Sesekali gue masih nyoba ngajak Juna bicara tapi responnya malah ngeselin, alhasil gue ikut mendiamkan Juna sepnajang acara, lagian udah tahu gue nggak paham, bukannya di jelasin baik-baik tapi malah ngatain gue seenak jidatnya begitu, siapa yang nggak bakalan ikut kesal coba?

"Kalian berdua kenapa lagi?" Tanya Kak Vanya yang memang mulai duduk lebih dekat di samping gue.

"Nggak tahu tu, lagi datang bulan kali, dari kemarin ngegas mulu kalau ngomong, dikit-dikit emosi, entah dimana salahnya aku juga nggak tahu." Jawab gue asal, ya lagian memang bener, dari kemarin Juna kerjaannya ngomelin gue mulu, kesannya apa aja yang gue lakuin itu salah, nggak pernah bener, yang bener cuma dia.

"Ck, kalian pengantin baru tapi kelakuan nggak ada manis-manisnya." Kak Vanya menertawakan.

"Kakak kenapa malah ketawa? Beneran nggak ada yang lucu Kak, lagian kenapa kata pengantin baru jadi Kakak bawa-bawa? Kan Kakak tahu sendiri hubungan aku sama Juna itu gimana? Juna nggak punya perasaan apapun sama aku." Gue nggak mau berharap apapun karena gue sadar, Juna bersedia menikahi gue karena apa.

Juna setuju menikah karena itu permintaan Mama untuk terakhir kalinya, Mama mau mastiin kalau ada yang akan ngejagain gue setelah Mama nggak ada, Mama mau memastikan kalau gue beneran punya anggota keluarga baru yang bisa dia percaya dan saat itu, cuma Juna orangnya.

Tapi walaupun Juna bersedia menikah tapi gue juga tahu pasti hati dan perasaan Juna untuk siapa, rasa sayang dan cinta Juna cuma untuk Dewi, gue nggak akan mengabaikan hal itu jadi gue memang nggak berencana memaksa Juna untuk bertahan terlalu lama bersama gue, gue akan membiarkan Juna memilih kebahagiaannya sendiri.

"Kata siapa Juna nggak punya perasaan apapun sam kamu?
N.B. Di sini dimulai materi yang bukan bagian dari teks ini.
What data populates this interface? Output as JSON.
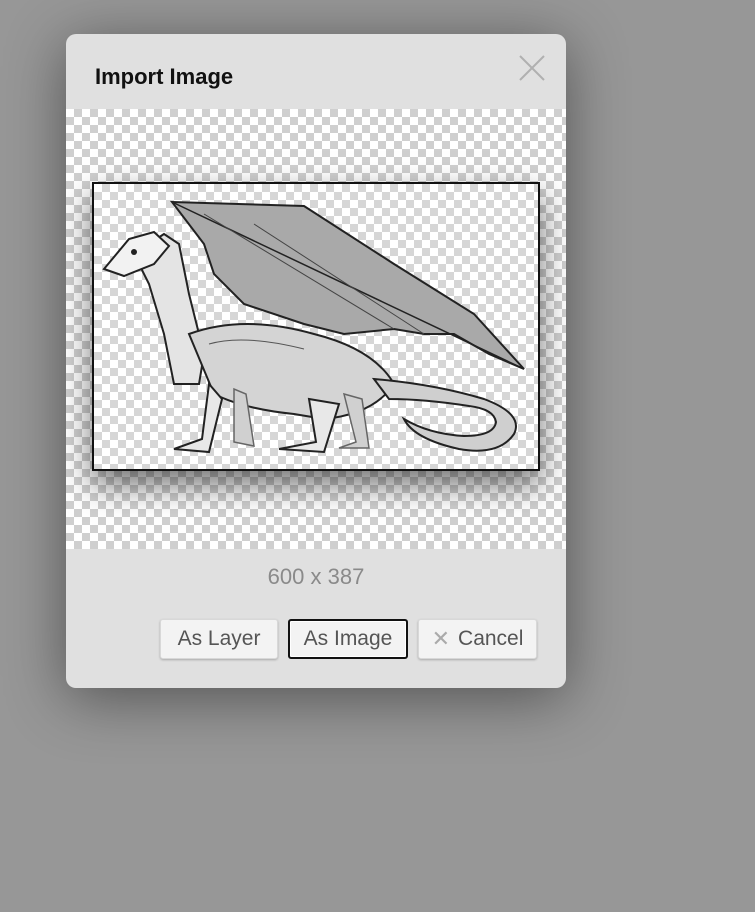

Kamu denger dari siapa, Dek?" Kak Vanya semakin memperlihatkan senyumannya dengan jelas, ya gue nggak perlu denger kalimat kaya gitu dari siapapun karena gue sendiri cukup tahu dan cukup paham juga.
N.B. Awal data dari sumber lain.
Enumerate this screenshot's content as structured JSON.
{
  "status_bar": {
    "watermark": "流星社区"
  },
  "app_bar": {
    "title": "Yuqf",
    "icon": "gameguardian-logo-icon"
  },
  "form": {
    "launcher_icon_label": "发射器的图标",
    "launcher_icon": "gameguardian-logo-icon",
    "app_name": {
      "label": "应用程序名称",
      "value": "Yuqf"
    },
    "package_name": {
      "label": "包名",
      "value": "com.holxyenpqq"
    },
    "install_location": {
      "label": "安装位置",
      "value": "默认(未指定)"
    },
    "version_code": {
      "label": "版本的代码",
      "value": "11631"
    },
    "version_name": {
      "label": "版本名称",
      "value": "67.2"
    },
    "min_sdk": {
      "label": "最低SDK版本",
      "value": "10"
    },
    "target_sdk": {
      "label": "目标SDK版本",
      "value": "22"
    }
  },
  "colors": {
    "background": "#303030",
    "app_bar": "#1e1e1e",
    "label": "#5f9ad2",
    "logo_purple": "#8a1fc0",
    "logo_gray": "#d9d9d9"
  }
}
"Kakak nggak usah nanya kaya gitu, Kakak sendiri tahu pasti perasaan Juna itu untuk siapakan? Masih Dewi orangnya dan aku rasa akan selalu Dewi." Kalau Juna bisa melupakan Dewi, dia udah merelakan Dewi sejak lama tapi buktinya apa, dia masih bertahankan.

"Mungkin sekarang perasaan Juna memang untuk Dewi tapi masa depan nggak ada yang tahu." Memang masa depan nggak ada yang tahu tapi tetap aja, gue rasa sulit untuk mengubah perasaan Juna.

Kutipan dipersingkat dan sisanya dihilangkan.